The answer on one side to security breaches is to put up another security layer. In the case of personal identity theft there are already calls for biometric databases, indelible markers like DNA, iris patterns, fingerprints, etc.; as if those schemes can't be circumvented as well. Should we follow that path, individuals will no doubt find themselves in the almost impossible position of trying to prove they are actually themselves. For, surely mistakes will be made or basic marker records will be purposely altered by the next group of ever savvier perpetrators.

Highly unlikely, you say, well take the case of SAIC, the San Diego-based major government contractor that is often entrusted with the safeguarding of the government's most vital secrets. SAIC has hired over the years many leading government officials from the defense and intelligence communities with the highest security clearances. In an ironic, thoroughly embarrassing and perhaps highly threatening incident, SAIC has had to admit that it's very own computers containing the personal data of its 45,000 present as well as former employees--including ex heads of the CIA and DIA-- were physically heisted from a company facility. One can only imagine what a group of sophisticated operators could do with the data collected from the SAIC break in! Surely, this incident makes the Choicepoint caper look like a shoplifting incident.

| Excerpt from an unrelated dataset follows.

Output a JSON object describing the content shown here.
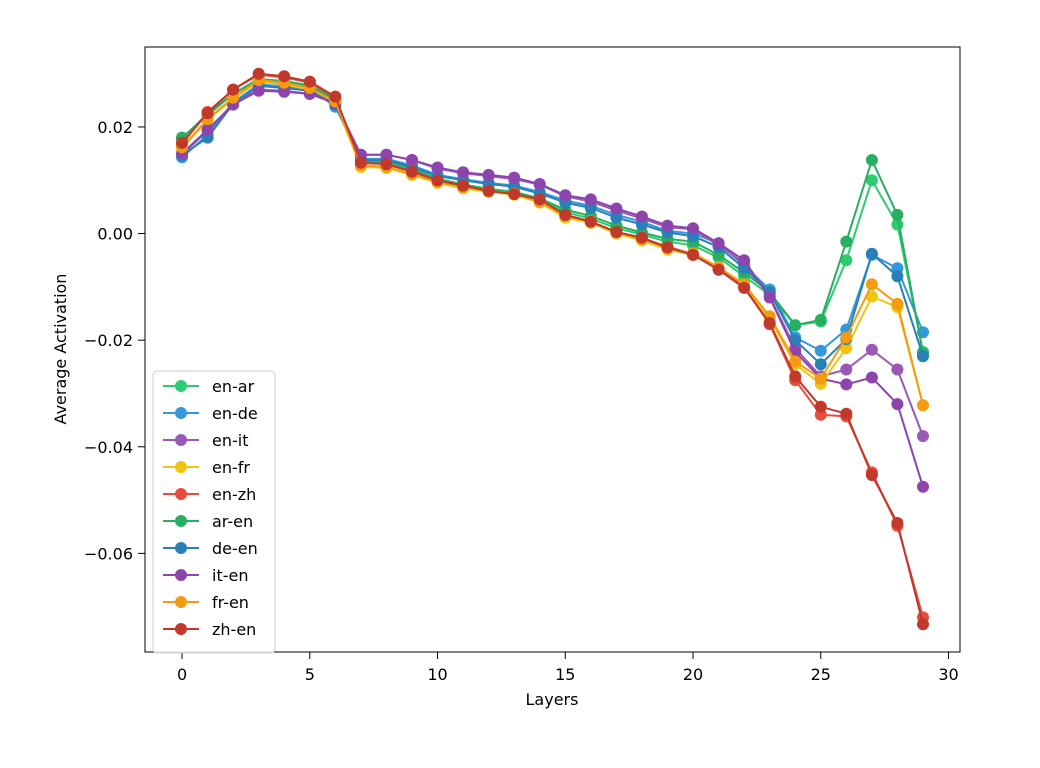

But SAIC could handle its break-in and limit press coverage. There was no public announcement. As for Choicepoint, they were required by a California statute to inform the victims of their mistake. Once again, we are relying on our lawmakers to come up with regulations regarding the management, distribution and commerce of personal data in an age when information is currency. By the way, these are the same lawmakers who have just spent billions fortifying their zone on Capitol Hill against truck bombs but who are unable to muster the political will to restrict the passage of basically unguarded toxic materials on train tracks that run less than a half mile from the Hill for fear of upsetting the transportation lobby.